Когда ей показалось, что все крепко спят, кроме сиделок, Руфь тихонько пробралась в галерею. На противоположной стороне галереи находилось два окна, проделанные в толстой каменной стене, и на них стояла и тянулась к свету высокая разросшаяся герань. Окно возле двери мистера Беллингама было открыто. Легкий порыв теплого ночного воздуха слегка прошелестел листьями, и все смолкло. Летней ночью свет не исчезает совсем, а становится только несколько темнее, и предметы, сохраняя форму и объем, теряют цвет. Мягкий серый луч падал на противоположную стену, и темные тени придавали растениям необычные очертания.

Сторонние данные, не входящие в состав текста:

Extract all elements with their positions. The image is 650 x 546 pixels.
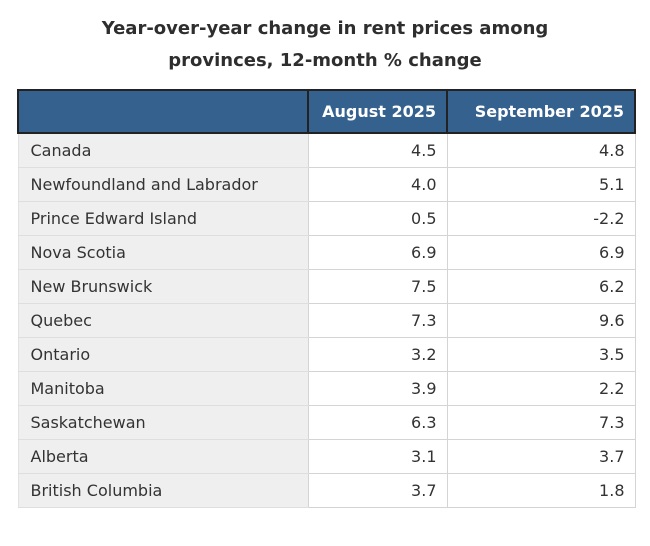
value-cell: 6.9 — [446, 234, 636, 270]
row-label-cell: New Brunswick — [17, 268, 309, 304]
value-cell: 7.3 — [307, 302, 448, 338]
row-label-cell: Nova Scotia — [17, 234, 309, 270]
table-row: Alberta 3.1 3.7 — [17, 438, 636, 474]
row-label-cell: Ontario — [17, 336, 309, 372]
table-row: British Columbia 3.7 1.8 — [17, 472, 636, 508]
value-cell: 6.9 — [307, 234, 448, 270]
value-cell: 5.1 — [446, 166, 636, 202]
table-row: Prince Edward Island 0.5 -2.2 — [17, 200, 636, 236]
value-cell: 3.9 — [307, 370, 448, 406]
value-cell: 4.0 — [307, 166, 448, 202]
value-cell: 3.7 — [446, 438, 636, 474]
row-label-cell: Saskatchewan — [17, 404, 309, 440]
table-row: Quebec 7.3 9.6 — [17, 302, 636, 338]
table-body: Canada 4.5 4.8 Newfoundland and Labrador… — [17, 132, 636, 508]
value-cell: 3.7 — [307, 472, 448, 508]
value-cell: 3.1 — [307, 438, 448, 474]
table-row: Saskatchewan 6.3 7.3 — [17, 404, 636, 440]
table-row: Newfoundland and Labrador 4.0 5.1 — [17, 166, 636, 202]
rent-table: August 2025 September 2025 Canada 4.5 4.… — [17, 88, 636, 508]
row-label-cell: Quebec — [17, 302, 309, 338]
table-row: Ontario 3.2 3.5 — [17, 336, 636, 372]
value-cell: 7.5 — [307, 268, 448, 304]
row-label-cell: Prince Edward Island — [17, 200, 309, 236]
value-cell: 4.5 — [307, 132, 448, 168]
table-row: New Brunswick 7.5 6.2 — [17, 268, 636, 304]
table-row: Nova Scotia 6.9 6.9 — [17, 234, 636, 270]
value-cell: 3.2 — [307, 336, 448, 372]
table-header-row: August 2025 September 2025 — [17, 88, 636, 134]
table-row: Manitoba 3.9 2.2 — [17, 370, 636, 406]
row-label-cell: Alberta — [17, 438, 309, 474]
page-title: Year-over-year change in rent prices amo… — [101, 18, 549, 72]
column-header-september: September 2025 — [446, 88, 636, 134]
row-label-cell: Newfoundland and Labrador — [17, 166, 309, 202]
value-cell: 6.3 — [307, 404, 448, 440]
row-label-cell: Canada — [17, 132, 309, 168]
value-cell: -2.2 — [446, 200, 636, 236]
value-cell: 1.8 — [446, 472, 636, 508]
value-cell: 0.5 — [307, 200, 448, 236]
value-cell: 2.2 — [446, 370, 636, 406]
column-header-august: August 2025 — [307, 88, 448, 134]
value-cell: 3.5 — [446, 336, 636, 372]
value-cell: 6.2 — [446, 268, 636, 304]
value-cell: 7.3 — [446, 404, 636, 440]
value-cell: 9.6 — [446, 302, 636, 338]
row-label-cell: British Columbia — [17, 472, 309, 508]
table-row: Canada 4.5 4.8 — [17, 132, 636, 168]
value-cell: 4.8 — [446, 132, 636, 168]
row-label-cell: Manitoba — [17, 370, 309, 406]
corner-header-cell — [17, 88, 309, 134]
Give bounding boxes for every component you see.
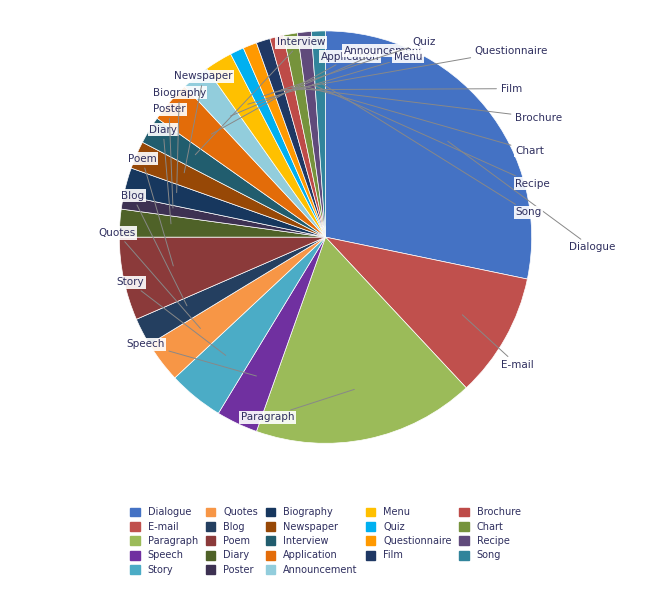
Wedge shape — [119, 209, 326, 237]
Wedge shape — [149, 237, 326, 378]
Text: Newspaper: Newspaper — [174, 71, 232, 173]
Text: Speech: Speech — [126, 339, 256, 376]
Text: Blog: Blog — [121, 191, 187, 306]
Text: E-mail: E-mail — [462, 315, 534, 370]
Wedge shape — [326, 237, 527, 388]
Wedge shape — [230, 48, 326, 237]
Text: Application: Application — [212, 52, 380, 134]
Wedge shape — [121, 195, 326, 237]
Wedge shape — [136, 237, 326, 344]
Text: Poster: Poster — [153, 105, 186, 208]
Wedge shape — [284, 33, 326, 237]
Wedge shape — [326, 31, 532, 279]
Text: Song: Song — [323, 84, 542, 218]
Wedge shape — [298, 32, 326, 237]
Text: Menu: Menu — [248, 52, 422, 104]
Wedge shape — [124, 168, 326, 237]
Text: Biography: Biography — [152, 88, 206, 193]
Wedge shape — [157, 86, 326, 237]
Text: Quotes: Quotes — [98, 228, 201, 328]
Text: Story: Story — [117, 277, 226, 356]
Wedge shape — [206, 54, 326, 237]
Wedge shape — [175, 237, 326, 413]
Legend: Dialogue, E-mail, Paragraph, Speech, Story, Quotes, Blog, Poem, Diary, Poster, B: Dialogue, E-mail, Paragraph, Speech, Sto… — [126, 502, 525, 580]
Wedge shape — [143, 118, 326, 237]
Wedge shape — [243, 43, 326, 237]
Text: Interview: Interview — [195, 38, 325, 155]
Wedge shape — [185, 69, 326, 237]
Wedge shape — [132, 142, 326, 237]
Wedge shape — [256, 38, 326, 237]
Text: Poem: Poem — [128, 154, 173, 266]
Text: Announcement: Announcement — [230, 46, 423, 116]
Wedge shape — [119, 237, 326, 319]
Text: Film: Film — [281, 84, 522, 94]
Text: Brochure: Brochure — [292, 87, 562, 123]
Text: Quiz: Quiz — [262, 38, 436, 97]
Wedge shape — [270, 35, 326, 237]
Text: Diary: Diary — [149, 125, 177, 224]
Text: Chart: Chart — [302, 86, 544, 156]
Wedge shape — [311, 31, 326, 237]
Wedge shape — [218, 237, 326, 432]
Text: Dialogue: Dialogue — [448, 141, 615, 252]
Text: Questionnaire: Questionnaire — [271, 46, 547, 93]
Wedge shape — [256, 237, 466, 443]
Text: Paragraph: Paragraph — [241, 389, 354, 423]
Text: Recipe: Recipe — [312, 85, 550, 188]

Руфь села на пол в темном уголке возле двери и вся обратилась в слух. Было тихо, только сердце ее стучало так сильно и громко, что ей захотелось задержать его быстрое, неумолкаемое биение. Услышав шуршание шелкового платья, она подумала, что не следовало бы в таком платье заходить в комнату больного. Все чувства ее перешли в заботу о мистере Беллингаме, она ощущала только то, что ощущал он. Платье прошелестело, вероятно, оттого, что сиделка переменила как-нибудь положение, и затем снова настала полная тишина. Вдалеке легкий ветерок отзывался протяжным тихим стоном в расщелинах гор и замирал. Сердце Руфи сильно билось.